Start with
man pthreads and look over what's available. Threads, since they all live in one address space, can communicate with each other through boolean flags,
e.g. for things like "please stop doing what you're doing now." To coordinate their activities, they use mutexes (mutual-exclusions) and condition-variables.
As a general, high-level overview: first of all, there should
not be a one-to-one correspondence between 'a request' and 'a thread.' Don't take the "flaming arrow" approach, wherein each time a new request comes in you light up another flaming arrow (a new thread...) and shoot it into the air. Instead, place the new request onto a queue, using a mutex to protect it, then signal a condition-variable that a certain, controllable number of worker-threads are waiting on. One of the threads will wake up, dequeue the request, execute it, and place it on a completed-queue for disposal. Usually, one master-thread has the chore of accepting new work, placing it on the to-do list, and harvesting the completed work from the completed-queue.
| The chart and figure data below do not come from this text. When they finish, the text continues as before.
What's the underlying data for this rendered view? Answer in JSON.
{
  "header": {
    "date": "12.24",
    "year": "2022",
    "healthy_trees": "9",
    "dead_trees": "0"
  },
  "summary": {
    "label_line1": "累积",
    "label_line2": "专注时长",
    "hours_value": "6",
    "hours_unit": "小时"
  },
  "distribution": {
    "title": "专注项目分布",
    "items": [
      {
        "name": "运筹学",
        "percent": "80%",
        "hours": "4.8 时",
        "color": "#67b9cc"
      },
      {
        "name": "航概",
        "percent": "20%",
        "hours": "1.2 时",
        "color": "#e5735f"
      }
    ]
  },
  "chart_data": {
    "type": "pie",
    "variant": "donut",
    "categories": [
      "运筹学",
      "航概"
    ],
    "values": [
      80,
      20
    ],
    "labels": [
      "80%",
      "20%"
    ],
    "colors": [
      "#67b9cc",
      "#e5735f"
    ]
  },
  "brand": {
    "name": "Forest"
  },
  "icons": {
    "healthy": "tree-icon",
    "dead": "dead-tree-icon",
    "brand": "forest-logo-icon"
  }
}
The advantage of this approach is that (what IBM calls) the "multiprogramming level" (MPL) is always controlled; always predictable. This prevents thrashing. The MPL is set according to what
the system can reasonably withstand, and if the instantaneous workload exceeds that, some work piles-up in the queue.
You can learn
a lot about this sort of thing by working in, or watching, a well-run McDonald's restauraunt. Pick a shop that's close to a factory, walk in about noon, buy a greasy burger (what t'heck), and
watch a well-designed workload management system operating at overload.
Watch how the front-line servers manage the workload, "parking" orders and taking the next one. Watch how the manager responds, and how the back-line employees do their work. The queues may be piling up but the system is not breaking down.
(Unless... the cash-registers break down... McD's employees can't do simple math.)